When Jesus rises from the water after being baptized, a voice from heaven says that he is the Beloved. That moment is a small but an important factor in how I understand my faith. The notion is a tapestry of this passage, God loving the world in John’s gospel, nothing separating us from the love of God in Jesus in Paul’s letter to the Romans, the twin commands to love God and our neighbor as ourselves in the Greatest Commandment. All of which is to say that if Jesus is beloved then I am beloved too. And so are you.

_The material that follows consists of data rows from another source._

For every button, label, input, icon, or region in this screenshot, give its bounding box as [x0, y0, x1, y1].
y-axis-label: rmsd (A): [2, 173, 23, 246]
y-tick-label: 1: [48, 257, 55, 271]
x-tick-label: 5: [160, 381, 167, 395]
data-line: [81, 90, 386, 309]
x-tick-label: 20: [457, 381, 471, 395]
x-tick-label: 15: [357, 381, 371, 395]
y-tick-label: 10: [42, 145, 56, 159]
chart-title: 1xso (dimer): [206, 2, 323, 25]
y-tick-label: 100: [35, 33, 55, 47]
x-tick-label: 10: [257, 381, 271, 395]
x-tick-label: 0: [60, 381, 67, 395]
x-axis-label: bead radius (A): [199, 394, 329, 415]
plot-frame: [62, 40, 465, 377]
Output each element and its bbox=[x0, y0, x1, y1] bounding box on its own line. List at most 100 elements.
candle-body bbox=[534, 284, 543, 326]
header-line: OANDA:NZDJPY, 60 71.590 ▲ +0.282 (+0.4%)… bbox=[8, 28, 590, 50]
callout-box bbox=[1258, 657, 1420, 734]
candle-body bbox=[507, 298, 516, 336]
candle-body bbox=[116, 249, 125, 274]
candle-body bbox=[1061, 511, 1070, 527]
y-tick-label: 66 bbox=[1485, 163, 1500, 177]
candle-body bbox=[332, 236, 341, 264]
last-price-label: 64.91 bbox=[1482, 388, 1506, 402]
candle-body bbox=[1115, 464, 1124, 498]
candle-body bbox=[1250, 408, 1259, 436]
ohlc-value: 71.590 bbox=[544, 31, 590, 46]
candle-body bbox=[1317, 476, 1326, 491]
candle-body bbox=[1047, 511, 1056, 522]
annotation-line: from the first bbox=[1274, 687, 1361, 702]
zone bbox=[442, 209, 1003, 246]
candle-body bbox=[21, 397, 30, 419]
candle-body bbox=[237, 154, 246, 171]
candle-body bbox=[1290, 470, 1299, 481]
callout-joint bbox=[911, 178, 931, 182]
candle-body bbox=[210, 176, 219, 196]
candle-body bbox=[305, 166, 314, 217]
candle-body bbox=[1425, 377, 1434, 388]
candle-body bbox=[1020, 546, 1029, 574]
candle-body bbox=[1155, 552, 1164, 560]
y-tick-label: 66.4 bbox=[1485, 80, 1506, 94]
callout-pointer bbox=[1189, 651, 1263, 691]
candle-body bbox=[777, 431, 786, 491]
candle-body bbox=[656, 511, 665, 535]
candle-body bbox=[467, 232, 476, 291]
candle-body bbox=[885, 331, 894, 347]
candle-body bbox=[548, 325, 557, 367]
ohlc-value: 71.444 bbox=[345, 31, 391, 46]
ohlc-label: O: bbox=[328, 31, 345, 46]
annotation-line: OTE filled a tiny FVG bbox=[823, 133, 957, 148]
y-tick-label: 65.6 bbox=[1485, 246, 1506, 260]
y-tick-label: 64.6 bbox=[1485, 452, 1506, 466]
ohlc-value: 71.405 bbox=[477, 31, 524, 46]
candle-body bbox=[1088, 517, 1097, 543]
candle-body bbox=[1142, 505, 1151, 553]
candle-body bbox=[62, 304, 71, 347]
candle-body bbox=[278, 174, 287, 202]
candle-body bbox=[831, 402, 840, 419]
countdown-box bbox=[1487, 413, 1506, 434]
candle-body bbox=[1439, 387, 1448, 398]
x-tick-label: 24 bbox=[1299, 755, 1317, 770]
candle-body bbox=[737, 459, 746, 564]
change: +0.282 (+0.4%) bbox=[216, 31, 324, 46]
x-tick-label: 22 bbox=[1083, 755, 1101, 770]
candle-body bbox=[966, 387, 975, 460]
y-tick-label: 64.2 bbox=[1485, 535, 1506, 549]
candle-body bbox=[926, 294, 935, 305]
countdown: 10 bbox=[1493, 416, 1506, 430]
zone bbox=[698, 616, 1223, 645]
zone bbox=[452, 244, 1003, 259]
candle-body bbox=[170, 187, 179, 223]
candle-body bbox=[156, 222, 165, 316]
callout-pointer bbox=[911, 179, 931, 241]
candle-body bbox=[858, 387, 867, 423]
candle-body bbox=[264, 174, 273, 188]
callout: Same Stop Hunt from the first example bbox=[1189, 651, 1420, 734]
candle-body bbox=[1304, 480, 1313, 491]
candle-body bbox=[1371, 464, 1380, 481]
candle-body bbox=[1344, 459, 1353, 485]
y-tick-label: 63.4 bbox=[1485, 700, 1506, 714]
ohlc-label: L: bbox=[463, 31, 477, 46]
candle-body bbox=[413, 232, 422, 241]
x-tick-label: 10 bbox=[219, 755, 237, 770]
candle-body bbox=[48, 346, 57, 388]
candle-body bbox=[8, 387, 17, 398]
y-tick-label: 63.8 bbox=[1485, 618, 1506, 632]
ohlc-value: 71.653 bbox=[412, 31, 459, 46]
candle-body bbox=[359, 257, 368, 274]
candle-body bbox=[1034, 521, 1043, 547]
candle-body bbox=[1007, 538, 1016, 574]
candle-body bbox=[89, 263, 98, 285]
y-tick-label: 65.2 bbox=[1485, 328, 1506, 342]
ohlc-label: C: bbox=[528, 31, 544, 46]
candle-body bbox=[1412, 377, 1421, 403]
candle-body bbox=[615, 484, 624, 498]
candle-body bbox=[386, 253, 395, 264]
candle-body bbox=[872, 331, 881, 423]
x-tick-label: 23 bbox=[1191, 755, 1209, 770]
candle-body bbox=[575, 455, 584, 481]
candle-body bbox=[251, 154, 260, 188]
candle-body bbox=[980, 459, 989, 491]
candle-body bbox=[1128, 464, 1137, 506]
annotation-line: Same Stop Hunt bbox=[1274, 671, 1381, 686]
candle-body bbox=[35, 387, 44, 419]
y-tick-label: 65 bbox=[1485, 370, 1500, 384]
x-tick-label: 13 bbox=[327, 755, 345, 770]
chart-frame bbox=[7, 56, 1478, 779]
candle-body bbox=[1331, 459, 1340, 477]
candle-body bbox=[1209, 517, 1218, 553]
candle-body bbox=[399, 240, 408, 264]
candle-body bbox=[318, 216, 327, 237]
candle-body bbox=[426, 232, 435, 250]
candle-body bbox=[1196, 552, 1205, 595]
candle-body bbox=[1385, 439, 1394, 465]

Thus I view baptism as this great reminder of God’s grace, new life, and our belovedness. I think to the baptism of both my sons, which I was so fortunate to administer for both. I cannot put a value on how much I love Jim and Liam. Their belovedness is off the charts and I am a finite and flawed parent. Even when they are mean to one another, act like surly adolescents, or are rude to myself or their mom, they are still beloved. I hope that they will always know that they are beloved by God, their parents, and many more people. Seeing ourselves through that lens can change our lives. Seeing our neighbor through that lens can change the world.

What is Truth?

Growing up in a Southern Baptist church, I heard a great deal about “Absolute Truth.” I was warned to guard against the many lies that the world would throw my way. If I wanted to be grounded in any sort of reality then I needed to trust God (and, by default, my particular denomination’s interpretation of God which is where things got dicey). Now I know that it is more than a little bit arrogant for a human or institution to make claims of being the sole arbiter of Truth. Life can be complicated. Yet I have found myself more and more frustrated with what a tenuous grasp we have on any sort of shared semblance of reality.

After the 2020 election, the guy who was the President at the time insisted that the election had been stolen from him. This claim had been debunked time and time again, but he persisted to perpetuate a lie and many people believed him. Five years ago today, he held a rally on the Mall in Washington, D.C. on the day that Congress was to certify the election. A mob of his supporters stormed the Capitol and many eventually breached the building. This was something that our whole entire country witnessed in real time. People on both sides of the political aisle were horrified.